# Rust on edge



## LuckyRVA (Jan 18, 2011)

Hi all - I've noticed some surface rust on my board's edge after riding. Will wiping the board down after every ride keep the rust off the board. Or is rust just something you have to contend with?


----------



## park_rider (Jan 16, 2011)

there's actually tools that you're supposed to use to get rust and burrs off of your edges called gummy stones i think. here's a link to some. but yeah if you get rust on your edges you definitely want to buy one of these because your edges are a huge part of your speed and edge hold. 
One Ball Jay Gummy Stone fine : Snowboard Tool
Ski Snowboard Steel Edge Deburring Polishing Tools

here's a tutorial on tuning your board if you need it:
snowboard tuning tutorial


----------



## ptapia (Dec 1, 2010)

Wiping down is a good idea, but I don't do it myself. I just stand my board up and let the snow/H2O melt and run right off. You can also use a soft gummy stone to remove rust.
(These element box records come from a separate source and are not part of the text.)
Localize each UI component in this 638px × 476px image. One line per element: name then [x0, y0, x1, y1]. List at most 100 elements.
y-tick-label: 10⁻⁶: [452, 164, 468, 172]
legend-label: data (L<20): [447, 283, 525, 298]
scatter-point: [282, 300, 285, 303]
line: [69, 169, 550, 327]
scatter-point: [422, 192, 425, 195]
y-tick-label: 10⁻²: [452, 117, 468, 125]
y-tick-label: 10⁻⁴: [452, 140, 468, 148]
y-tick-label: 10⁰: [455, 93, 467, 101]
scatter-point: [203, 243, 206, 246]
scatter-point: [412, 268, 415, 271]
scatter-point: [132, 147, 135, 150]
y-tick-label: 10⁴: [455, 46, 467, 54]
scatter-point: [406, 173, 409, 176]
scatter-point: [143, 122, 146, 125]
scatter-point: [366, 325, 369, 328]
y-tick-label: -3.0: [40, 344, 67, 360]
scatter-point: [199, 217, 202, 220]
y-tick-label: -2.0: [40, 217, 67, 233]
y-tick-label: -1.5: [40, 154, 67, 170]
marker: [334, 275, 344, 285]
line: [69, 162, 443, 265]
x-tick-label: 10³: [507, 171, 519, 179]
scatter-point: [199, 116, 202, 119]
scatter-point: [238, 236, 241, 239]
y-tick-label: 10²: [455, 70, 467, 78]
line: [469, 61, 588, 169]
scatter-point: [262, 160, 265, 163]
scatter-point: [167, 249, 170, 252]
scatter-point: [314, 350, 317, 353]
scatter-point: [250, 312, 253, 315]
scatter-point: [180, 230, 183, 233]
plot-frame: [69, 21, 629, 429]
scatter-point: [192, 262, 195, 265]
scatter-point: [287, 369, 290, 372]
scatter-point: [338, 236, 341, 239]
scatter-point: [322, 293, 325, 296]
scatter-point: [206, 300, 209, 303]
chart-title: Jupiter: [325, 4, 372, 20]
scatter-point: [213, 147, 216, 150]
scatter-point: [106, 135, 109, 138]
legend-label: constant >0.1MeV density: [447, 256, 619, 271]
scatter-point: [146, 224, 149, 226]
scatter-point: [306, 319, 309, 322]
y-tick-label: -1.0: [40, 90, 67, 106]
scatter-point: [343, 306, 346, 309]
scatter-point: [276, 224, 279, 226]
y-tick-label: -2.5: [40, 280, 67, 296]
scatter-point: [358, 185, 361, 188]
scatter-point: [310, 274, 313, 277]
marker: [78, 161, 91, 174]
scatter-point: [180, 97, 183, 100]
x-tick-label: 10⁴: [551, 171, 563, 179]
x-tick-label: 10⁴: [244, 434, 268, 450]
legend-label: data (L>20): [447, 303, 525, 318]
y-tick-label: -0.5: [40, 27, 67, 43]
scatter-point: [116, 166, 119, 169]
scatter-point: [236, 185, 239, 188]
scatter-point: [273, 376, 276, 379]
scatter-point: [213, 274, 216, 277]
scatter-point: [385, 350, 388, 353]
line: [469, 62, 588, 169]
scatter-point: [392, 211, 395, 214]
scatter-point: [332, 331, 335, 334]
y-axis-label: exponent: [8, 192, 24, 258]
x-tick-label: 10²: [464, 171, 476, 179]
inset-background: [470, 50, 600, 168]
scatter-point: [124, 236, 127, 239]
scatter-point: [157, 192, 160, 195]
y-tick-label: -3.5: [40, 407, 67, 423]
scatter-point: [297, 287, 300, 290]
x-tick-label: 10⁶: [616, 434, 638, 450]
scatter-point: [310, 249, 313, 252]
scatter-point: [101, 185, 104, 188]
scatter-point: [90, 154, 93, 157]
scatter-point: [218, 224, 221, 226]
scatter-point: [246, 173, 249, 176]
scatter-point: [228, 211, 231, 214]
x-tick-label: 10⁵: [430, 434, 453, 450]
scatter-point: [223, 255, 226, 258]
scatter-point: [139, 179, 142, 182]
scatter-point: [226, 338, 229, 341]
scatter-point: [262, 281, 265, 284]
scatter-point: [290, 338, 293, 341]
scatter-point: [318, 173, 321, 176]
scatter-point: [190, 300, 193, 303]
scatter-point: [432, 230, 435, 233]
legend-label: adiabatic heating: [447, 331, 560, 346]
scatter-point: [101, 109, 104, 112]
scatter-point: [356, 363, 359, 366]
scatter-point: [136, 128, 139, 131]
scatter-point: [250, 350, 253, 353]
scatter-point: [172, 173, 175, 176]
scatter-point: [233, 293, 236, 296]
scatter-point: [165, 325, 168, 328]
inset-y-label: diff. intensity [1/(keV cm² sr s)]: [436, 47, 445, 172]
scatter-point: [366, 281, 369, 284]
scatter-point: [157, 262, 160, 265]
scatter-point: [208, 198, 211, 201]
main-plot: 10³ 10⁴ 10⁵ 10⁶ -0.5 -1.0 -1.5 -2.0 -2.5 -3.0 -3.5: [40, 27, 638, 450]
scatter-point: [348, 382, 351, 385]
Check this link out as well, toward the bottom a guy has done loads of research to offer some great advice:http://www.snowboardingforum.com/boards/36227-how-often-sharpen.html


----------



## LuckyRVA (Jan 18, 2011)

ptapia said:


> Wiping down is a good idea, but I don't do it myself. I just stand my board up and let the snow/H2O melt and run right off. You can also use a soft gummy stone to remove rust. Check this link out as well, toward the bottom a guy has done loads of research to offer some great advice:http://www.snowboardingforum.com/boards/36227-how-often-sharpen.html


Wow, way more info than I thought I was going to get. Looks like I have a bit of reading to do. Thanks.


----------